Industry support for UK Agri-Tech Centre – Vince Gillingham

Vince Gillingham
Published: May 7, 2024

Vince Gillingham, Founding Director and Chair, Agri-EPI Centre has been involved in agri-tech development for over 20 years and has seen many significant changes in the sector.

There are lots of benefits from merging the Agri-Tech Centres, notably accelerating our impacts. My own agri-tech company was a founding member of Agri-EPI Centre, of which, I was also a founding director and chair. I started my first agri-tech business over 20 years ago and have watched the sector develop since then.

For example, when I started out in the industry, GPS was novel; only a few tractors had GPS but now most do as standard – the positive impacts on operator safety, precision-farming applications, reduced fuel costs and ergonomics have been huge and it’s great to see that this is now the market standard.

Robotic milking is another example of how things have transformed in the past 20 years. I remember seeing the first robots, but they are now becoming the norm in new dairies. Historically agriculture has moved very slowly, but in the past 20 years so much has happened, accelerated by the Agri-Tech Centres as they have helped develop new products and companies.

While adoption is a priority for the UK Agri-Tech Centre a lot more has been achieved than people might think. Agri-tech covers such a wide area; for example, seed-coatings might not be recognised under the banner of “agri-tech” but result from the innovation process, helping farmers become more efficient, sustainable and profitable.

I talk a lot about ergonomics as well. Some tech just makes farmers’ lives easier. Farming is a hard job, but if you can take an hour off for lunch while a system monitors something vital the impact on quality of working life is significant. I see it with my own friends who farm; it used to be set in stone that farmers did not take holidays, but agri-tech is helping bring some normality to life.

Similarly, with tractor GPS systems, if you have to focus on a pin on the end of a tractor bonnet all day, you become exhausted, but if a tractor can steer itself and you can concentrate on other tasks it makes life easier. Agri-tech should help bring about social benefits, not just productivity. The hours that farmers work are not allowed in other industries and agri-tech helps free farmers from the farm.

We’ve only achieved around 20% of the opportunity in the agri-tech space and there are many more areas where we need to become more efficient for example in reaching net zero targets and creating profitability in a world of decreasing subsidies.

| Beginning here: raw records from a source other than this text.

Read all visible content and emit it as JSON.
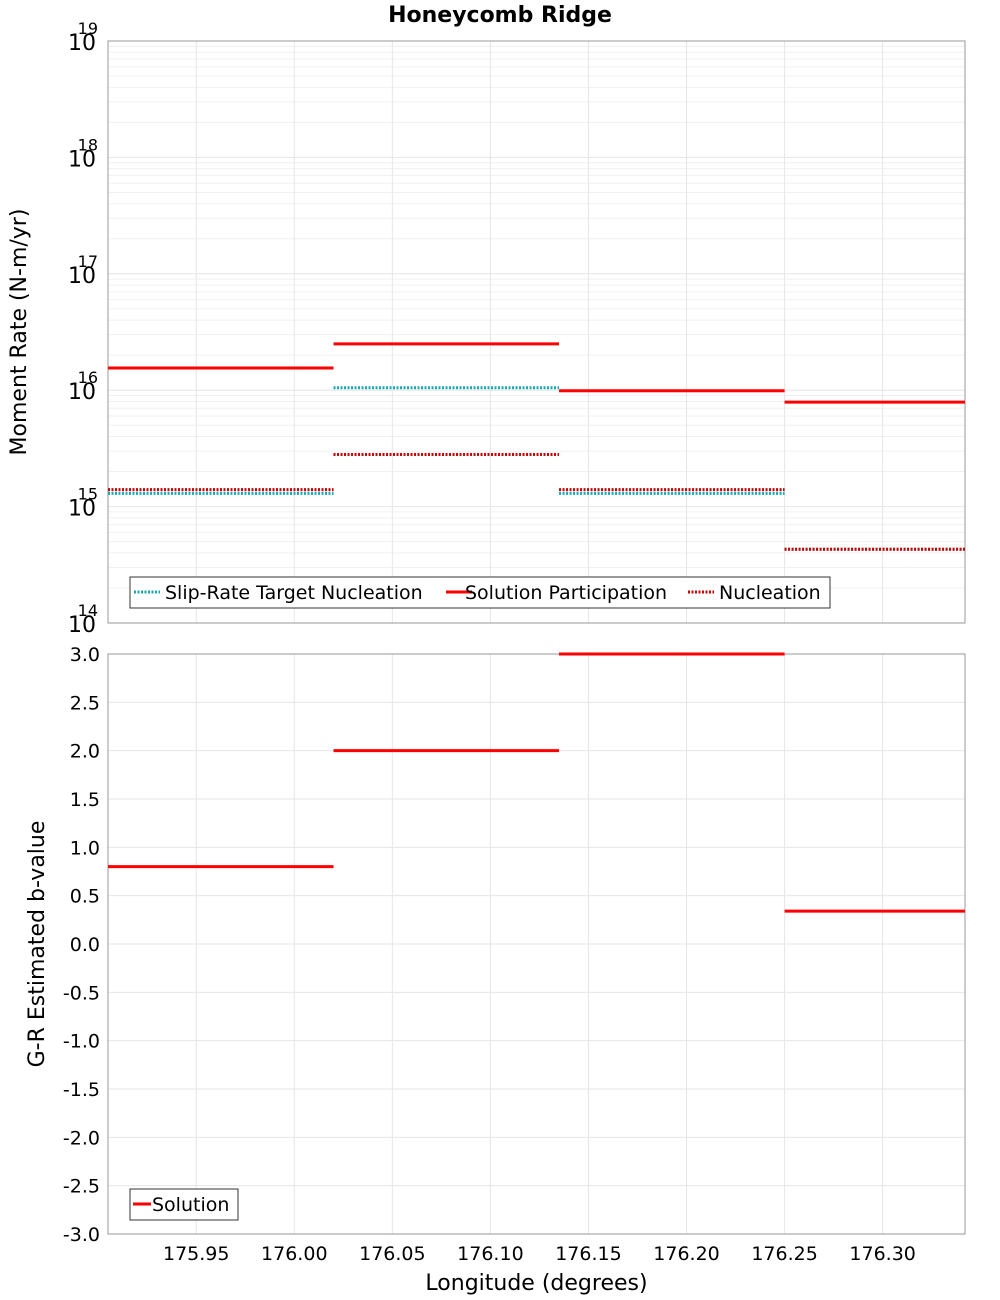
{
  "title": "Honeycomb Ridge",
  "colors": {
    "red": "#ff0000",
    "cyan": "#17a9b3",
    "dark_red": "#cc0000",
    "grid": "#e6e6e6",
    "minor_grid": "#f0f0f0",
    "frame": "#999999"
  },
  "chart_data": [
    {
      "type": "line",
      "ylabel": "Moment Rate (N-m/yr)",
      "yscale": "log",
      "ylim": [
        100000000000000.0,
        1e+19
      ],
      "xlim": [
        175.905,
        176.342
      ],
      "y_ticks": [
        {
          "base": "10",
          "exp": "14"
        },
        {
          "base": "10",
          "exp": "15"
        },
        {
          "base": "10",
          "exp": "16"
        },
        {
          "base": "10",
          "exp": "17"
        },
        {
          "base": "10",
          "exp": "18"
        },
        {
          "base": "10",
          "exp": "19"
        }
      ],
      "legend_position": "bottom-left",
      "series": [
        {
          "name": "Slip-Rate Target Nucleation",
          "style": "dotted",
          "color": "#17a9b3",
          "segments": [
            {
              "x": [
                175.905,
                176.02
              ],
              "y": 1300000000000000.0
            },
            {
              "x": [
                176.02,
                176.135
              ],
              "y": 1.05e+16
            },
            {
              "x": [
                176.135,
                176.25
              ],
              "y": 1300000000000000.0
            },
            {
              "x": [
                176.25,
                176.342
              ],
              "y": 430000000000000.0
            }
          ]
        },
        {
          "name": "Solution Participation",
          "style": "solid",
          "color": "#ff0000",
          "segments": [
            {
              "x": [
                175.905,
                176.02
              ],
              "y": 1.55e+16
            },
            {
              "x": [
                176.02,
                176.135
              ],
              "y": 2.5e+16
            },
            {
              "x": [
                176.135,
                176.25
              ],
              "y": 9900000000000000.0
            },
            {
              "x": [
                176.25,
                176.342
              ],
              "y": 7900000000000000.0
            }
          ]
        },
        {
          "name": "Nucleation",
          "style": "dotted",
          "color": "#cc0000",
          "segments": [
            {
              "x": [
                175.905,
                176.02
              ],
              "y": 1400000000000000.0
            },
            {
              "x": [
                176.02,
                176.135
              ],
              "y": 2800000000000000.0
            },
            {
              "x": [
                176.135,
                176.25
              ],
              "y": 1400000000000000.0
            },
            {
              "x": [
                176.25,
                176.342
              ],
              "y": 430000000000000.0
            }
          ]
        }
      ]
    },
    {
      "type": "line",
      "ylabel": "G-R Estimated b-value",
      "xlabel": "Longitude (degrees)",
      "ylim": [
        -3.0,
        3.0
      ],
      "xlim": [
        175.905,
        176.342
      ],
      "y_ticks": [
        "3.0",
        "2.5",
        "2.0",
        "1.5",
        "1.0",
        "0.5",
        "0.0",
        "-0.5",
        "-1.0",
        "-1.5",
        "-2.0",
        "-2.5",
        "-3.0"
      ],
      "x_ticks": [
        "175.95",
        "176.00",
        "176.05",
        "176.10",
        "176.15",
        "176.20",
        "176.25",
        "176.30"
      ],
      "legend_position": "bottom-left",
      "series": [
        {
          "name": "Solution",
          "style": "solid",
          "color": "#ff0000",
          "segments": [
            {
              "x": [
                175.905,
                176.02
              ],
              "y": 0.8
            },
            {
              "x": [
                176.02,
                176.135
              ],
              "y": 2.0
            },
            {
              "x": [
                176.135,
                176.25
              ],
              "y": 3.0
            },
            {
              "x": [
                176.25,
                176.342
              ],
              "y": 0.34
            }
          ]
        }
      ]
    }
  ]
}
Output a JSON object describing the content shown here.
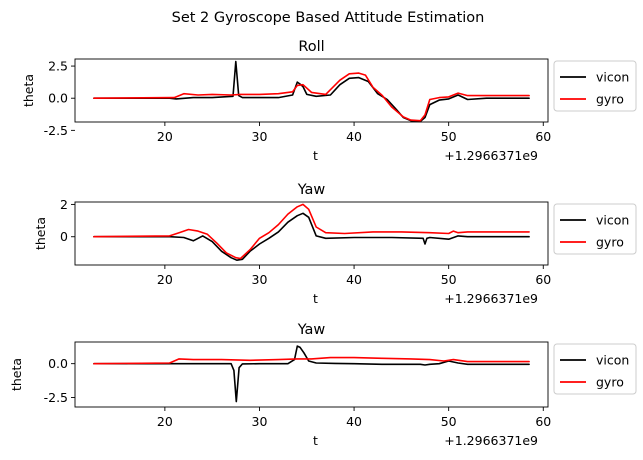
{
  "suptitle": "Set 2 Gyroscope Based Attitude Estimation",
  "colors": {
    "vicon": "#000000",
    "gyro": "#ff0000"
  },
  "chart_data": [
    {
      "type": "line",
      "title": "Roll",
      "xlabel": "t",
      "ylabel": "theta",
      "offset_text": "+1.2966371e9",
      "xlim": [
        10.5,
        60.5
      ],
      "ylim": [
        -1.85,
        3.05
      ],
      "xticks": [
        20,
        30,
        40,
        50,
        60
      ],
      "xtick_labels": [
        "20",
        "30",
        "40",
        "50",
        "60"
      ],
      "yticks": [
        -2.5,
        0.0,
        2.5
      ],
      "ytick_labels": [
        "-2.5",
        "0.0",
        "2.5"
      ],
      "legend": {
        "placement": "outside-right",
        "entries": [
          "vicon",
          "gyro"
        ]
      },
      "series": [
        {
          "name": "vicon",
          "color": "#000000",
          "x": [
            12.5,
            20.5,
            21.2,
            23.0,
            25.0,
            27.2,
            27.5,
            27.8,
            28.2,
            30.0,
            32.0,
            33.5,
            34.0,
            34.3,
            34.6,
            35.0,
            36.0,
            37.5,
            38.5,
            39.5,
            40.5,
            41.5,
            42.5,
            43.5,
            44.5,
            45.2,
            46.0,
            47.0,
            47.5,
            48.0,
            49.0,
            50.0,
            51.0,
            52.0,
            54.0,
            58.5
          ],
          "y": [
            0.0,
            0.0,
            -0.05,
            0.05,
            0.05,
            0.15,
            2.85,
            0.2,
            0.05,
            0.05,
            0.05,
            0.25,
            1.25,
            1.1,
            0.9,
            0.3,
            0.15,
            0.25,
            1.05,
            1.55,
            1.6,
            1.3,
            0.35,
            -0.1,
            -0.9,
            -1.5,
            -1.75,
            -1.8,
            -1.5,
            -0.5,
            -0.15,
            -0.05,
            0.25,
            -0.1,
            0.0,
            0.0
          ]
        },
        {
          "name": "gyro",
          "color": "#ff0000",
          "x": [
            12.5,
            21.0,
            22.0,
            23.5,
            25.0,
            27.0,
            28.0,
            30.0,
            32.0,
            33.5,
            34.0,
            34.6,
            35.5,
            37.0,
            38.5,
            39.5,
            40.5,
            41.2,
            42.0,
            43.0,
            44.0,
            45.2,
            46.0,
            47.0,
            47.5,
            48.0,
            49.0,
            50.0,
            51.0,
            52.0,
            54.0,
            58.5
          ],
          "y": [
            0.0,
            0.05,
            0.35,
            0.25,
            0.3,
            0.25,
            0.3,
            0.3,
            0.35,
            0.5,
            1.0,
            1.05,
            0.45,
            0.3,
            1.4,
            1.9,
            1.95,
            1.8,
            0.85,
            0.2,
            -0.7,
            -1.45,
            -1.7,
            -1.75,
            -1.3,
            -0.1,
            0.05,
            0.1,
            0.4,
            0.2,
            0.2,
            0.2
          ]
        }
      ]
    },
    {
      "type": "line",
      "title": "Yaw",
      "xlabel": "t",
      "ylabel": "theta",
      "offset_text": "+1.2966371e9",
      "xlim": [
        10.5,
        60.5
      ],
      "ylim": [
        -1.75,
        2.15
      ],
      "xticks": [
        20,
        30,
        40,
        50,
        60
      ],
      "xtick_labels": [
        "20",
        "30",
        "40",
        "50",
        "60"
      ],
      "yticks": [
        0,
        2
      ],
      "ytick_labels": [
        "0",
        "2"
      ],
      "legend": {
        "placement": "outside-right",
        "entries": [
          "vicon",
          "gyro"
        ]
      },
      "series": [
        {
          "name": "vicon",
          "color": "#000000",
          "x": [
            12.5,
            20.5,
            22.0,
            23.0,
            24.0,
            25.0,
            26.0,
            27.0,
            27.6,
            28.2,
            29.0,
            30.0,
            31.0,
            32.0,
            33.0,
            34.0,
            34.6,
            35.2,
            36.0,
            37.0,
            40.0,
            44.0,
            47.3,
            47.5,
            47.7,
            48.0,
            50.0,
            51.0,
            52.0,
            58.5
          ],
          "y": [
            0.0,
            0.0,
            -0.05,
            -0.25,
            0.05,
            -0.3,
            -0.9,
            -1.3,
            -1.45,
            -1.4,
            -0.9,
            -0.45,
            -0.1,
            0.3,
            0.9,
            1.3,
            1.45,
            1.2,
            0.05,
            -0.1,
            -0.05,
            -0.05,
            -0.1,
            -0.45,
            -0.1,
            -0.05,
            -0.15,
            0.05,
            0.0,
            0.0
          ]
        },
        {
          "name": "gyro",
          "color": "#ff0000",
          "x": [
            12.5,
            20.5,
            21.5,
            22.5,
            23.5,
            24.5,
            25.5,
            26.5,
            27.5,
            28.0,
            29.0,
            30.0,
            31.0,
            32.0,
            33.0,
            34.0,
            34.6,
            35.2,
            36.0,
            37.0,
            39.0,
            42.0,
            45.0,
            48.0,
            50.0,
            50.5,
            51.0,
            52.0,
            55.0,
            58.5
          ],
          "y": [
            0.0,
            0.05,
            0.25,
            0.45,
            0.35,
            0.15,
            -0.4,
            -1.0,
            -1.3,
            -1.35,
            -0.8,
            -0.1,
            0.25,
            0.75,
            1.4,
            1.85,
            2.0,
            1.7,
            0.6,
            0.25,
            0.2,
            0.3,
            0.3,
            0.25,
            0.2,
            0.35,
            0.25,
            0.3,
            0.3,
            0.3
          ]
        }
      ]
    },
    {
      "type": "line",
      "title": "Yaw",
      "xlabel": "t",
      "ylabel": "theta",
      "offset_text": "+1.2966371e9",
      "xlim": [
        10.5,
        60.5
      ],
      "ylim": [
        -3.2,
        1.6
      ],
      "xticks": [
        20,
        30,
        40,
        50,
        60
      ],
      "xtick_labels": [
        "20",
        "30",
        "40",
        "50",
        "60"
      ],
      "yticks": [
        -2.5,
        0.0
      ],
      "ytick_labels": [
        "-2.5",
        "0.0"
      ],
      "legend": {
        "placement": "outside-right",
        "entries": [
          "vicon",
          "gyro"
        ]
      },
      "series": [
        {
          "name": "vicon",
          "color": "#000000",
          "x": [
            12.5,
            20.5,
            22.0,
            25.0,
            27.0,
            27.3,
            27.55,
            27.85,
            28.2,
            30.0,
            32.0,
            33.0,
            33.7,
            34.0,
            34.3,
            34.7,
            35.2,
            36.0,
            38.0,
            40.0,
            43.0,
            45.0,
            47.0,
            47.5,
            48.0,
            49.0,
            50.0,
            51.0,
            52.0,
            54.0,
            58.5
          ],
          "y": [
            0.0,
            0.0,
            0.0,
            0.0,
            0.0,
            -0.5,
            -2.8,
            -0.3,
            -0.02,
            0.0,
            0.0,
            0.0,
            0.3,
            1.3,
            1.2,
            0.8,
            0.2,
            0.05,
            0.02,
            0.0,
            -0.05,
            -0.05,
            -0.05,
            -0.1,
            -0.05,
            0.0,
            0.2,
            0.05,
            -0.05,
            -0.05,
            -0.05
          ]
        },
        {
          "name": "gyro",
          "color": "#ff0000",
          "x": [
            12.5,
            20.5,
            21.5,
            23.0,
            26.0,
            29.0,
            32.0,
            34.0,
            35.5,
            37.5,
            40.0,
            43.0,
            46.0,
            48.0,
            49.5,
            50.5,
            52.0,
            55.0,
            58.5
          ],
          "y": [
            0.0,
            0.05,
            0.35,
            0.3,
            0.3,
            0.25,
            0.3,
            0.35,
            0.35,
            0.45,
            0.45,
            0.4,
            0.35,
            0.3,
            0.2,
            0.3,
            0.15,
            0.15,
            0.15
          ]
        }
      ]
    }
  ]
}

Combining the Centres’ capabilities across different disciplines should enable projects to be more successful and deliver more value. We have amazing access to capital and people and to brainstorm to generate ideas within agriculture and food production, but we have to de-risk the opportunities if we are to make them a reality.

I see the UK Agri-Tech Centre as a key tool to de-risk the innovation pathway up to investment. It’s about enabling an idea all the way through to solve a problem as a combined entity.

These views are of Vince Gillingham, not of the UK Agri-Tech Centre.